I saw the shrug for what it was—another of her attempts to make herself the joke, and I pulled on the thread again, harder this time, in hopes of pulling her out of where she was going with her explanation. “You’d be cute in a helmet and elbow pads, but you’d never abandon your family. You’re not built like that. And you’re too memorable to be a footnote.” I moved the pad of my thumb up and down the thread. “But to your question, I’ve never even been to a skate park, nor do I have plans to own one.”
“She’s really going to love you,” Sybil said, looking down at where I held the fabric. “Once she understands you’re not scamming me.”
“That I want into your heart,” I added, parroting the agreement from the night in the shop.

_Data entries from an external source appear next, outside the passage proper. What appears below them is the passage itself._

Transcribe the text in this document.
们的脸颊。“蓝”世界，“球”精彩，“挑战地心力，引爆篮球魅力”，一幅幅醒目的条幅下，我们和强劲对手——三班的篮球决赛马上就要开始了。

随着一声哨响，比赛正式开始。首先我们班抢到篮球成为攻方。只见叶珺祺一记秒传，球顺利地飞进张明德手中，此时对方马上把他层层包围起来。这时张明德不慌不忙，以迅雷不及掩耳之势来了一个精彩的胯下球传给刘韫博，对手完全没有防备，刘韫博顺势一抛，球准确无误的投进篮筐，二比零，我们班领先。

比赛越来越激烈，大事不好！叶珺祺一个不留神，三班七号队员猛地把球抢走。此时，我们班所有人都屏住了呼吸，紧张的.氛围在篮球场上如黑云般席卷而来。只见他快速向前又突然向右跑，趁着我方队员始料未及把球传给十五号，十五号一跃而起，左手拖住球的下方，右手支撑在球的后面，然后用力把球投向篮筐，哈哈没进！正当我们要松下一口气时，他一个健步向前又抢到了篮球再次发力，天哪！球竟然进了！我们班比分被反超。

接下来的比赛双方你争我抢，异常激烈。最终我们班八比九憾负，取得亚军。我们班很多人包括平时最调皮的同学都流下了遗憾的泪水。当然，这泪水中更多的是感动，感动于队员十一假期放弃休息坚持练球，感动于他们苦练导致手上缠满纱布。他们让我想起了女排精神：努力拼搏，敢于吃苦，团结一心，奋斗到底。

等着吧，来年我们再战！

“And my pants if you don’t pull them apart before tomorrow.” She swatted at my fingers tugging on the thread until I let it go.
Reminded that I shouldn’t be pulling on the seams of her clothes just to create a connection, I looked for something to do behind the counter and began stacking receipts. “You’re right. I’ll keep my hands to myself.”
Sybil gave a small, distracted laugh. “My sister and her fiancé, Warren, will be there. And you met Mom and Paul. They’re cool, but probably there shouldn’t be a lot of PDA in front of them. I think more serious probably looks better, like…I don’t know. Professional?” She was staring at her hands when I looked up.
No PDA and acting professional were what I would have wanted a few weeks ago—it was the closest thing to not lying. Except I’d been looking forward to the excuse to touch her more away from the shop. “Sounds good. Hands off and keep it focused.”
“Just…you know. They think I’m the wild one, so someone like you who’s so focused and serious…and if I look that way, too, it’ll be good.”
“Definitely,” I said. “Sounds good.” I placed the neat stack of receipts back where it belonged, everything lined up and in order, because she was right: I was serious and focused, and I could put things, like my too-vivid imagination, in order. “That will be easy.”